Judge Orders Sheriff’s Contracts Honored

BERGEN COUNTY, NJ &#8211 A judge has ordered Bergen County Executive Kathleen Donovan to implement a contract negotiated last year by Sheriff Michael Saudino with the union representing sheriff’s officers.

Bergen County Superior Court Judge Joseph S. Conte ruled in favor of Police Benevolent Association Local 134 and Saudino on Thursday when he found that only the sheriff and not the county executive have the power to negotiate contracts with sheriff’s employees.

Donovan vowed Friday to appeal the ruling, which her attorneys argue ignores previous court decisions in similar cases.

The case is significant because it will define what powers belong to the county executive, a form of government that Bergen County voters approved 26 years ago.

Also at stake is a contract that Donovan has called “reckless spending,” claiming it will put taxpayers on the hook for the $10.5 million in raises it calls for over a four-year span.

Saudino disputes her figures, saying that when retirements and attrition are factored in, the raises will cost closer to $2 million. He contends that’s a reasonable outcome given what the union might have won if the contract had gone to arbitration.

Local 134 President Michael Doyle welcomed the ruling which he contends upholds a long-standing practice of sheriffs, not county executives, signing labor contracts.

If an appeal is filed, Doyle said, “It’s just going to be more waste of taxpayer dollars. … We will continue to hold our ground.”

Saudino’s office issued a press release saying such an appeal would be “hypocritical” given Donovan’s previous statements on the cost of legal appeals.

The union brought the lawsuit against Donovan when she refused to implement the contract after it was approved by the freeholders in May.

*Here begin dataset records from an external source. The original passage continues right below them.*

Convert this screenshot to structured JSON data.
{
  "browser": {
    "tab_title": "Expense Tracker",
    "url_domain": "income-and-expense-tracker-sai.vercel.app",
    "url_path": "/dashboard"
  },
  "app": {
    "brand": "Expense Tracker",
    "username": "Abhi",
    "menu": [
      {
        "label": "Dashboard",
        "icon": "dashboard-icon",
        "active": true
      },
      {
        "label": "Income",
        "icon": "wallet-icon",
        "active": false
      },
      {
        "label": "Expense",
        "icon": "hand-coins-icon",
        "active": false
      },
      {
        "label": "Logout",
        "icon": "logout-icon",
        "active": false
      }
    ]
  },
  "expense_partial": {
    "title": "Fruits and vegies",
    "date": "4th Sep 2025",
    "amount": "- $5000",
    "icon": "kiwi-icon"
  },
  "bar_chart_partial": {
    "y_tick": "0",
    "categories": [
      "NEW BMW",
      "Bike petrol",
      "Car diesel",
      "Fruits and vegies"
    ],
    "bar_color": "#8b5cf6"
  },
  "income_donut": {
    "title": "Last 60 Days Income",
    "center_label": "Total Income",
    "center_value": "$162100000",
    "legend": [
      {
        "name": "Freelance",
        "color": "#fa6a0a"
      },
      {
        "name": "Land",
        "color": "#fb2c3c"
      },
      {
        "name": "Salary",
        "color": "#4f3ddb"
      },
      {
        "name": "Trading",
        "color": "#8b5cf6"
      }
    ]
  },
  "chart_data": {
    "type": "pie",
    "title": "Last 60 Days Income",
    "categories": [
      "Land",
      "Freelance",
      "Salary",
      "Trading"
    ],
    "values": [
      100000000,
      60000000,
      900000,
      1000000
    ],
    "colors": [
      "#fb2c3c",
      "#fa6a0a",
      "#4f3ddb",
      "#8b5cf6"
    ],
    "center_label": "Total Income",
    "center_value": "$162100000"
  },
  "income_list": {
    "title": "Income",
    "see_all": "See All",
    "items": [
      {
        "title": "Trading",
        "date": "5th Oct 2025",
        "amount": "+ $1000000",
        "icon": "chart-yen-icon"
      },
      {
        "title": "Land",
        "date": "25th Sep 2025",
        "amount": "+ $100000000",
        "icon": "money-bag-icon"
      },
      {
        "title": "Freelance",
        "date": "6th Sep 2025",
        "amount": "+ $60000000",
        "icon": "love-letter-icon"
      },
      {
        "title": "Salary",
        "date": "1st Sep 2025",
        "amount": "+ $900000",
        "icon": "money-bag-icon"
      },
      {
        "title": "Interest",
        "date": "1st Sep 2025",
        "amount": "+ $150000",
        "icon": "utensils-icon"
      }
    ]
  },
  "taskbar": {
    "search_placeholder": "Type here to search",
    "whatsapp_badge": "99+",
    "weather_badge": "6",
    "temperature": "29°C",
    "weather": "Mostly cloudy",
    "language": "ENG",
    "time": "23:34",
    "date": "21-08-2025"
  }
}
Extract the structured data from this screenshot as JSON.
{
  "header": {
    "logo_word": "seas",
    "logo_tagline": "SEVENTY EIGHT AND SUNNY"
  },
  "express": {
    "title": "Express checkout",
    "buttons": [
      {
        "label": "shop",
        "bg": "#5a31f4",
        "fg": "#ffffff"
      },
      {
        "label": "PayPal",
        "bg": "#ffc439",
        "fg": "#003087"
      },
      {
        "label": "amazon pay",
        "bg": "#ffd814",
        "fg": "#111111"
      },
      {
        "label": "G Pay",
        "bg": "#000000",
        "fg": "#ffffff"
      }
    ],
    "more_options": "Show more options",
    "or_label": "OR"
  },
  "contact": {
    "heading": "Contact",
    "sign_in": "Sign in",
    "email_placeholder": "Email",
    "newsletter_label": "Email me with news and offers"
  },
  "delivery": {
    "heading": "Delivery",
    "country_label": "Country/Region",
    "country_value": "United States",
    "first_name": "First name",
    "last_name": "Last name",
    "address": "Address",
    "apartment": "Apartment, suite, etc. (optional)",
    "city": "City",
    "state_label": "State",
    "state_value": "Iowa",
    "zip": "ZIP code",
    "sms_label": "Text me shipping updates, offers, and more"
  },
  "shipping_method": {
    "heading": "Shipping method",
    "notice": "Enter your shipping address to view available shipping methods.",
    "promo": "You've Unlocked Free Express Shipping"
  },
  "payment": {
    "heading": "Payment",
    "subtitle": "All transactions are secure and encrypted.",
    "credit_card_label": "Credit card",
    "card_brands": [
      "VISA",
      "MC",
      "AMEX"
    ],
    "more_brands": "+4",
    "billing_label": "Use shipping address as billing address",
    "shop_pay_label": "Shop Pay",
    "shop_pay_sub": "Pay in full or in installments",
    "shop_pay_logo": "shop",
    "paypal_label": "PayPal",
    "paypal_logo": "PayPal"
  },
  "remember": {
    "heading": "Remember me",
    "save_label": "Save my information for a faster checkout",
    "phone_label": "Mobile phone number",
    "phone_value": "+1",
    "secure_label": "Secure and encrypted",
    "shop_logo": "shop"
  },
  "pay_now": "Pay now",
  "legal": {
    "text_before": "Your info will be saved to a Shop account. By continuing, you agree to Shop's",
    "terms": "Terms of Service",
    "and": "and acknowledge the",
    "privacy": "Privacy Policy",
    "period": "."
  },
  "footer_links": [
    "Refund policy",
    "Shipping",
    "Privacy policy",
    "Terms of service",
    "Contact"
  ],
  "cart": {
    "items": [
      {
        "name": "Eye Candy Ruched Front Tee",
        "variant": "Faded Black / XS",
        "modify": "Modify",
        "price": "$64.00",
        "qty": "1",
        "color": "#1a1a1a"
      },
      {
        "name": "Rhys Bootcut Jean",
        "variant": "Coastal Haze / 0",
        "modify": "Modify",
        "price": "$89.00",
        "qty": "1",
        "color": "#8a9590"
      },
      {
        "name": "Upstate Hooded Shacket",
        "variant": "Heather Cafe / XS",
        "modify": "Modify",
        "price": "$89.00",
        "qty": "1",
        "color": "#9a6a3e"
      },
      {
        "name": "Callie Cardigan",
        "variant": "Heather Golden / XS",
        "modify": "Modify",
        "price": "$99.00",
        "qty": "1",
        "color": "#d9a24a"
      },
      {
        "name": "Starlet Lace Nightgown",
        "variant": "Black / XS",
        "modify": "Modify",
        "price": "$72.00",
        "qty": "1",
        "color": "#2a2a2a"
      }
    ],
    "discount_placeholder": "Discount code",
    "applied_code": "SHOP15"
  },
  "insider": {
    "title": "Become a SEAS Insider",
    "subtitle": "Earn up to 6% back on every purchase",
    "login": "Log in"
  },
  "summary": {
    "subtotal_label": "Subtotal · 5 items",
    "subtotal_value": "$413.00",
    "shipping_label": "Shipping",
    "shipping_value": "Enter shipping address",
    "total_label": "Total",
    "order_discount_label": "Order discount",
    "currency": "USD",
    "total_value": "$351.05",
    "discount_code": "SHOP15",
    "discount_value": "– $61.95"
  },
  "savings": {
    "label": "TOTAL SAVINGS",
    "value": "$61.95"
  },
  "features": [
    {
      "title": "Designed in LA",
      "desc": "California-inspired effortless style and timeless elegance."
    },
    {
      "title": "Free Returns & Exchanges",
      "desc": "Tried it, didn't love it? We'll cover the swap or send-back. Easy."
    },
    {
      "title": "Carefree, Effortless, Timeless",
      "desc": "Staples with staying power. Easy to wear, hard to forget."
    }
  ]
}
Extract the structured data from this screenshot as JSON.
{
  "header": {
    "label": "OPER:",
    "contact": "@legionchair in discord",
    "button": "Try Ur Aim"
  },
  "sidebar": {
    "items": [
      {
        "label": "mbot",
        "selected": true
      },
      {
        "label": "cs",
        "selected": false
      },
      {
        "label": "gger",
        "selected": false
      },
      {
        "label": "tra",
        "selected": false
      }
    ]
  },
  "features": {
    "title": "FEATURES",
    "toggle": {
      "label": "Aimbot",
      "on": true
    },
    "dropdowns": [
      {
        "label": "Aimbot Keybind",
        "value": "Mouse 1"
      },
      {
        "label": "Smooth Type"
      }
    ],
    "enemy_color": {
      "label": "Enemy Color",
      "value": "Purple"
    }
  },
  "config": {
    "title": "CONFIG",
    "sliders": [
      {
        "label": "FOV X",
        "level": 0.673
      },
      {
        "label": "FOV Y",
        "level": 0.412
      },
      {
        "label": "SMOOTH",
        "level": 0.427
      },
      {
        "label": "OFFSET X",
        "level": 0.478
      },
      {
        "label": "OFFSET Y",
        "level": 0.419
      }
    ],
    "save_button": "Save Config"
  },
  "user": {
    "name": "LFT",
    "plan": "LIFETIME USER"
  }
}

The sheriff also joined the lawsuit, arguing that his office has the exclusive role of setting salaries for the department so long as they are within the boundaries of his department’s overall budget.

Donovan contends the freeholders cannot approve a contract that she did not submit to them. She also argued that as county executive, her office should have been allowed to take a direct role in the contract negotiation process.

She also cited a ruling by the state Public Employment Relations Commission which held that she should not have been excluded from the bargaining process. Her attorney argued that because of that ruling, the court had no jurisdiction in the case.

In a 14-page decision, Conte disagreed, saying issues over the relative powers of the sheriff, the freeholders and the county executive should be heard by the court.

Conte also rejected Donovan’s argument that a previous court decision in a similar case in Mercer County upheld a county executive’s role in contract negotiations.

He called Donovan’s reliance on that case “misplaced,” because laws on the matter were changed after the Mercer County case.

Donovan’s chief of staff, Jeanne Baratta, said the judge was wrong on that point, claiming that the Mercer County ruling came 17 years after those laws were changed.